Camas City Council member Bonnie Carter said she is “excited and willing to talk more” about how the agreement could benefit East Clark County.
“I think this is a great opportunity for both cities to show tourists what we have,” she said. “(We want to) get on board to support this because we need to notify all of the business owners in these areas. They need to know and be prepared for a potential ‘X’ number of tourists that are going to be visiting their businesses so they don’t miss that opportunity.”
Hartfield said that AQSC motorcoach drivers will solidify their Camas and Washougal routes “in the next few weeks.”
“We have an incredible short excursion team that works continuously with communities to find the best places to come to,” she said. “They are wonderful about giving all of the advance notice, the number of guests that are on board for that particular voyage, so (business owners) have an idea of how to plan. We want to start working with (city officials) to identify those locations that our guests may want to visit. We try to offer them a lot of different things. We find that we always have to have incredible shopping stops because they do like to spend money in communities. We also like to have some sort of historical site to it as well.”
Commissioners ‘recognize the environmental impact’ of vessel
The commissioners also expressed their concerns about the potential impact of the vessel’s diesel emissions.
“We’ve had some discussions in the past about the environmental impact of the boat, primarily that it goes through a lot of diesel as it chugs up and down the river,” Spencer said. “When we went out and toured it (on Monday, March 14), I did ask some questions about how they treat their wastewater and garbage and whatnot, and it actually sounds like a pretty clean operation in most ways.
“But global warming and emissions are still a big thing. My recommendation is that we go ahead and improve this and immediately turn around and start working with them and make some suggestions or perhaps help them find funding to switch over to electric if they can or find opportunities for offsets. We want to recognize the environmental impact that we’re having and try to find a way to lessen it.”

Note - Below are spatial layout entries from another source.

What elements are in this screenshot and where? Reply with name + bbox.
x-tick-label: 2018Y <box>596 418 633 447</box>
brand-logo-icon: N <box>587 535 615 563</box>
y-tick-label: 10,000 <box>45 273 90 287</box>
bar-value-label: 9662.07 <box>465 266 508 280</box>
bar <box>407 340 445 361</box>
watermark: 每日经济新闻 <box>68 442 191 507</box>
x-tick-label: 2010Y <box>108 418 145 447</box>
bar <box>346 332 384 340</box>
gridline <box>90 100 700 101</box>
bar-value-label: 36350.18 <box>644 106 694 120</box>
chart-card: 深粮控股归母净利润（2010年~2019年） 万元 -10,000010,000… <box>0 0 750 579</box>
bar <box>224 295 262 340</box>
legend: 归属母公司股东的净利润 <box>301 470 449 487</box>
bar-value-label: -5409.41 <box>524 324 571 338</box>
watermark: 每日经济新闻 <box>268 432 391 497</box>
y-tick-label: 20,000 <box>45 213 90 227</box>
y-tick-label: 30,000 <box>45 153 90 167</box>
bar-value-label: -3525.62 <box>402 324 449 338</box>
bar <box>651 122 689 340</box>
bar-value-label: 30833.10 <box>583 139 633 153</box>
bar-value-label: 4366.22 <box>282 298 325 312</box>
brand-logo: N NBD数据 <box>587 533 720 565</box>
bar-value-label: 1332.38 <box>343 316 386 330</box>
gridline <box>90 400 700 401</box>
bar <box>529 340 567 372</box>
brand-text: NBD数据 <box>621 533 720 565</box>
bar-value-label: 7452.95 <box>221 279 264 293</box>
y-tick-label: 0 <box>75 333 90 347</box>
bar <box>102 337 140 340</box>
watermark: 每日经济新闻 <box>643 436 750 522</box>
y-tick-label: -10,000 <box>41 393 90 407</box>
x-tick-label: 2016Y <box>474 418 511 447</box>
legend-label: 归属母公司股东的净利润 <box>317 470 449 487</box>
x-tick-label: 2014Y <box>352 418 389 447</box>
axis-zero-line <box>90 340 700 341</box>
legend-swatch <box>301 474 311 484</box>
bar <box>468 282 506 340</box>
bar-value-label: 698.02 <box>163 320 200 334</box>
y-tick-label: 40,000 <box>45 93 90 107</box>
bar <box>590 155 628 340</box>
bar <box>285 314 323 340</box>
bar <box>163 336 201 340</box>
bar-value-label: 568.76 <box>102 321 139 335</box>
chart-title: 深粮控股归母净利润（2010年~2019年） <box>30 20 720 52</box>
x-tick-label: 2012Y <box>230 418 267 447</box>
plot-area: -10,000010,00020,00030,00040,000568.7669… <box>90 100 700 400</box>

Commissioner Cassi Marshall said that the environmental concerns “weigh heavy” on her.
“I also think things are changing so rapidly with state and federal legislation, and there may be opportunities for funding that maybe we can help with,” Marshall said. “We have Jennifer Taylor on board now, and she is in the know about all kinds of environmental opportunities.
“Also, I know our Port, and Jennifer specifically, works closely with the Port of Vancouver, which has an excellent environmental team, and is also the starting spot (for the American Empress’ Columbia River tours). We have really good partners with this, so I’m hopeful that we can move forward with some kind of mitigation down the line.”